Having viewed parts of this film on TV (I’ve never had the chance of properly watching it in a cinema), I felt it was a whole new experience embracing it again in IMAX. The wide-screen format lends itself well to the opening ‘Dawn of Man’ segment that follows the struggles of a group of primitive ape-like beings in a desert millions of years ago. The sudden appearance of a mysterious black monolith seems to spark off their discovery of using a bone as a weapon to fight against their enemies.
The rest of the film leaps ahead into the futuristic terrain of space travel with lots of zero-gravity effects. Dr Heywood Floyd (William Sylvester) takes a spaceplane to a space station, enroute to a United States lunar outpost. His mission: to investigate an artefact found buried near a crater on the moon – which turns out to be the monolith encountered by the apes in the earlier scene. Some of the technologies featured here – for example, video calls – might provoke gleeful chuckles from the viewers as they compare them against modern gadgetry and software they’re familiar with today.

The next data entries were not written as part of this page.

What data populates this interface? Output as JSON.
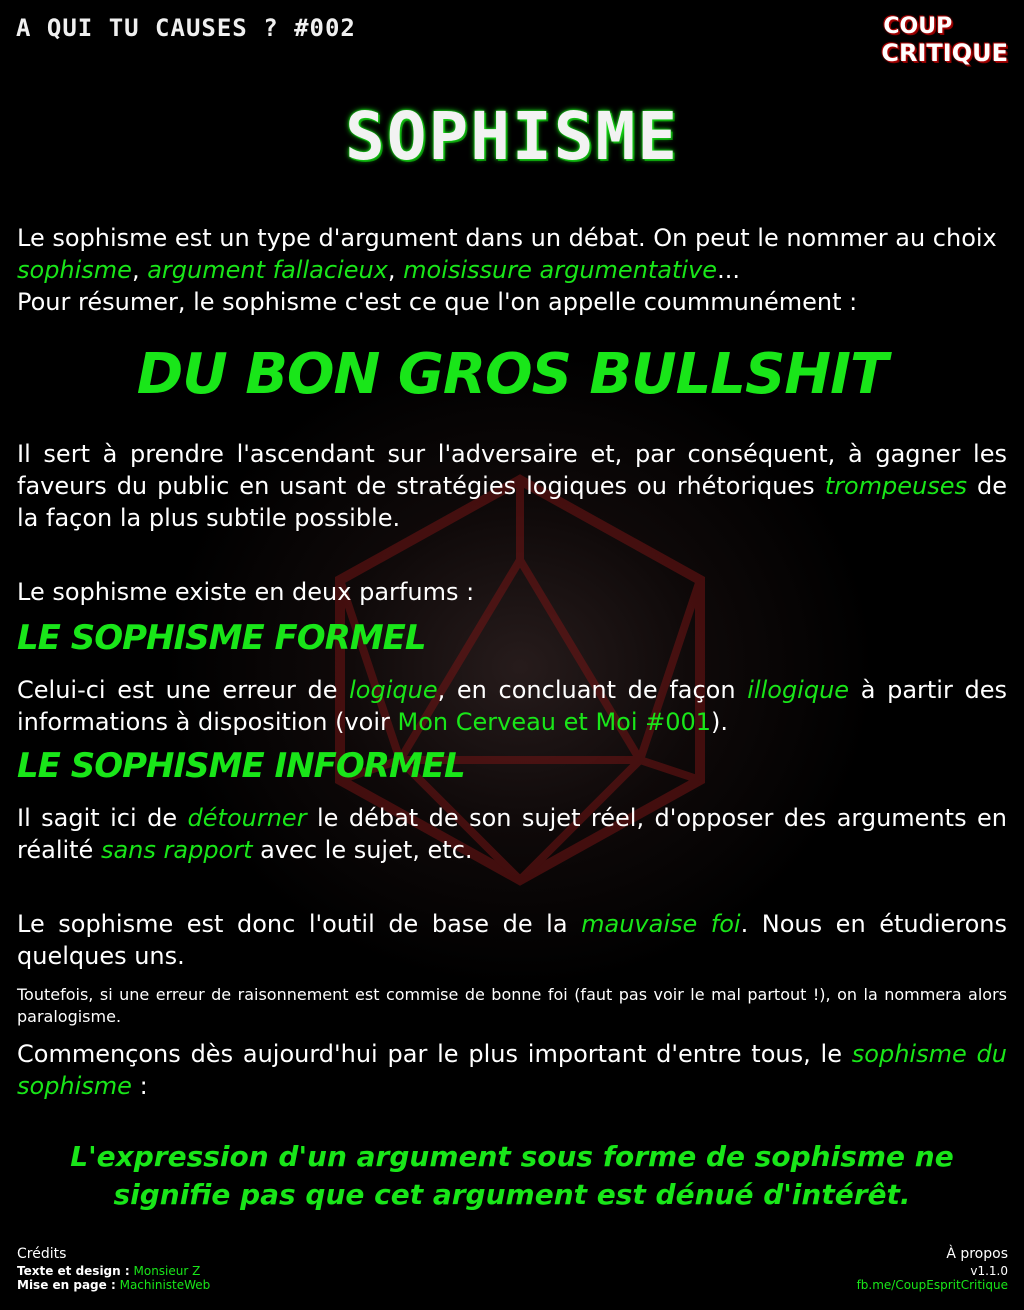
{
  "header": {
    "series": "A QUI TU CAUSES ? #002",
    "logo_line1": "COUP",
    "logo_line2": "CRITIQUE",
    "title": "SOPHISME"
  },
  "intro": {
    "t1": "Le sophisme est un type d'argument dans un débat. On peut le nommer au choix ",
    "k1": "sophisme",
    "t2": ", ",
    "k2": "argument fallacieux",
    "t3": ", ",
    "k3": "moisissure argumentative",
    "t4": "...",
    "t5": "Pour résumer, le sophisme c'est ce que l'on appelle coummunément :"
  },
  "bullshit": "DU BON GROS BULLSHIT",
  "purpose": {
    "t1": "Il sert à prendre l'ascendant sur l'adversaire et, par conséquent, à gagner les faveurs du public en usant de stratégies logiques ou rhétoriques ",
    "k1": "trompeuses",
    "t2": " de la façon la plus subtile possible."
  },
  "flavors_intro": "Le sophisme existe en deux parfums :",
  "formal": {
    "heading": "LE SOPHISME FORMEL",
    "t1": "Celui-ci est une erreur de ",
    "k1": "logique",
    "t2": ", en concluant de façon ",
    "k2": "illogique",
    "t3": " à partir des informations à disposition (voir ",
    "link": "Mon Cerveau et Moi #001",
    "t4": ")."
  },
  "informal": {
    "heading": "LE SOPHISME INFORMEL",
    "t1": "Il sagit ici de ",
    "k1": "détourner",
    "t2": " le débat de son sujet réel, d'opposer des arguments en réalité ",
    "k2": "sans rapport",
    "t3": " avec le sujet, etc."
  },
  "bad_faith": {
    "t1": "Le sophisme est donc l'outil de base de la ",
    "k1": "mauvaise foi",
    "t2": ". Nous en étudierons quelques uns."
  },
  "note": "Toutefois, si une erreur de raisonnement est commise de bonne foi (faut pas voir le mal partout !), on la nommera alors paralogisme.",
  "start": {
    "t1": "Commençons dès aujourd'hui par le plus important d'entre tous, le ",
    "k1": "sophisme du sophisme",
    "t2": " :"
  },
  "quote": {
    "line1": "L'expression d'un argument sous forme de sophisme ne",
    "line2": "signifie pas que cet argument est dénué d'intérêt."
  },
  "credits": {
    "heading": "Crédits",
    "text_label": "Texte et design :",
    "text_value": "Monsieur Z",
    "layout_label": "Mise en page :",
    "layout_value": "MachinisteWeb"
  },
  "about": {
    "heading": "À propos",
    "version": "v1.1.0",
    "link": "fb.me/CoupEspritCritique"
  }
}
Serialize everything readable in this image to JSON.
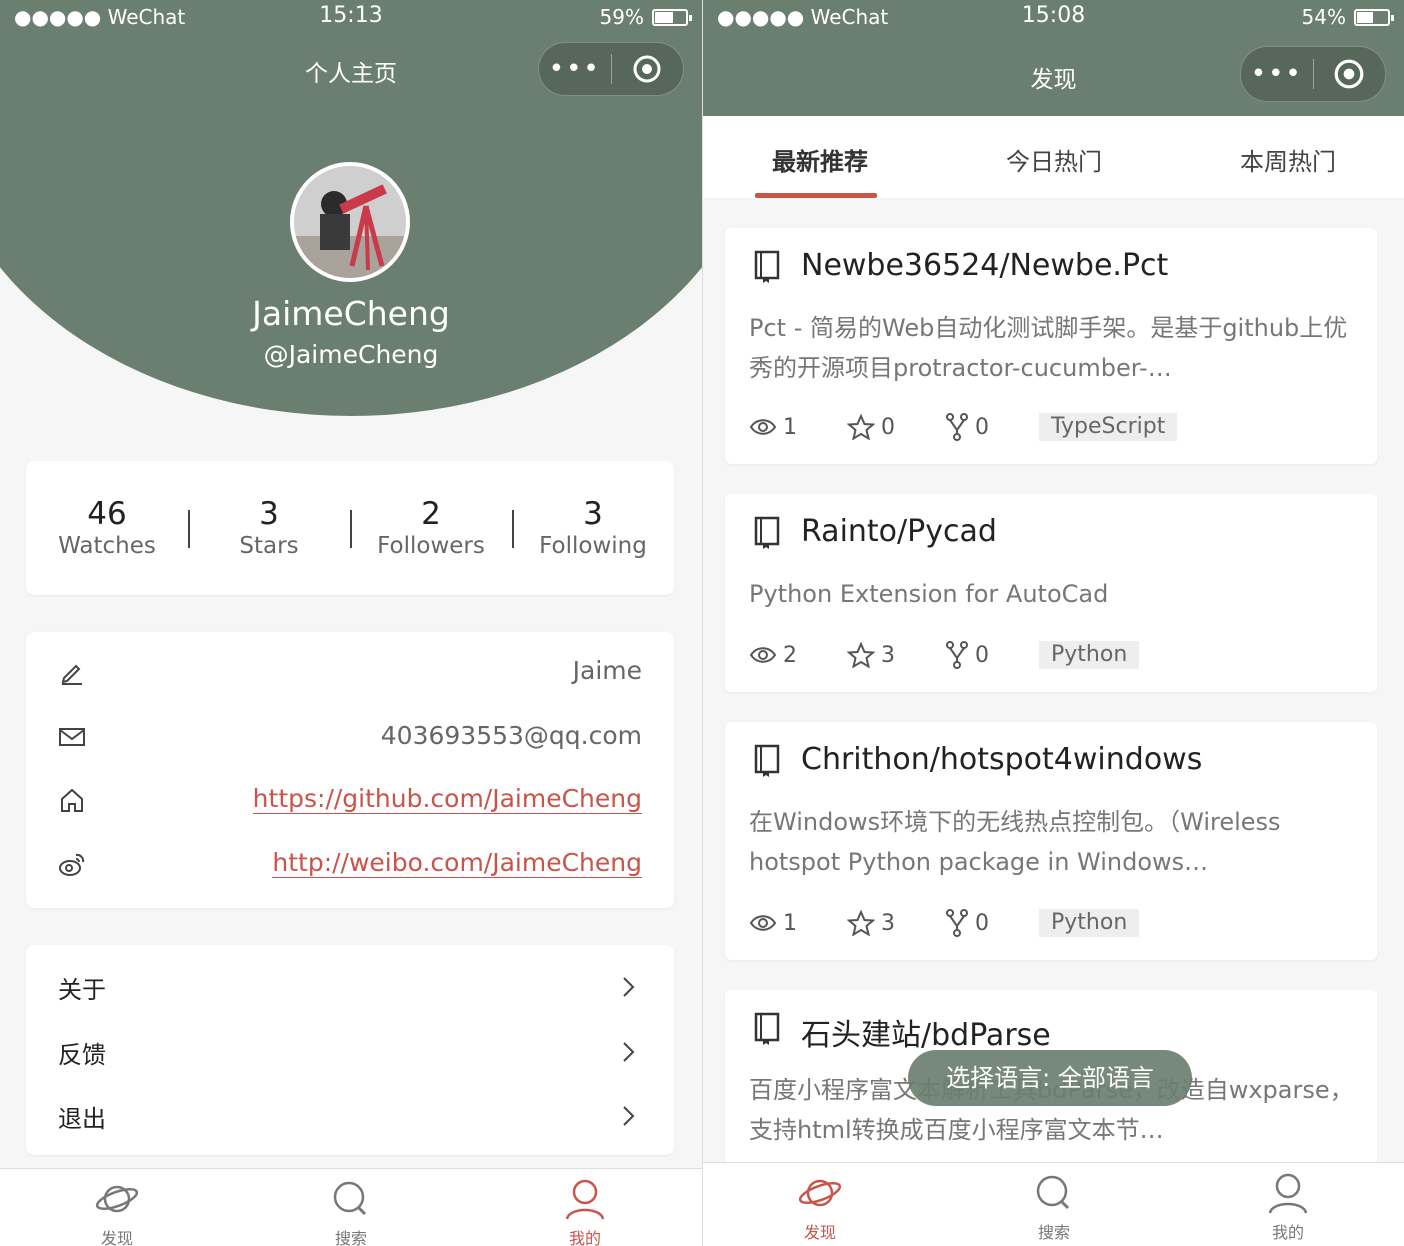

The most prominent segment of the film depicts how two astronaut-scientists, Dr David Bowman (Keir Dullea) and Dr Frank Poole (Gary Lockwood), interact with a computer named “Hal” (after its model name, HAL 9000) which controls the operations of their spacecraft. As this sentient computer with human-like intelligence (voiced by Douglas Rain) tries to wrestle control of the spacecraft from the humans it is supposed to serve, mayhem ensues – this is just one example showing how this film has influenced other sci-fi films to come. The hibernation mode, where three other crew members are kept in suspended animation within their sleep pods onboard the spacecraft, immediately invokes memories of Ridley Scott’s Alien franchise, among works by other film-makers. The stargate sequence, where one encounters a hypnotic swirl of lights and patterns transporting from one realm to another via some kind of portal, also gives rise to similar sequences in other films.
In this sense, 2001 is a ground-breaking masterpiece of science fiction on film, a labour of love with much attention to details put together by Kubrick based on Arthur C Clarke’s short story ‘The Sentinel’. Aside from the dazzling visuals, the soundtrack and audio effects are noteworthy too. A large swathe of the film is nonverbal, and classical music is used to fill in the gaps. Even if you’re at odds with the film’s conclusion, which by the way opens itself up for interpretations and further debates rather than providing an actual answer, the experience of deep space on an IMAX screen, filled to the brim by Richard Strauss’ Also sprach Zarathustra and Johann Strauss II’s Blue Danube Waltz, is one that’s not easily erased from the mind.
2001: A Space Odyssey is screened at Lido IMAX from September 27 to October 3, 2018.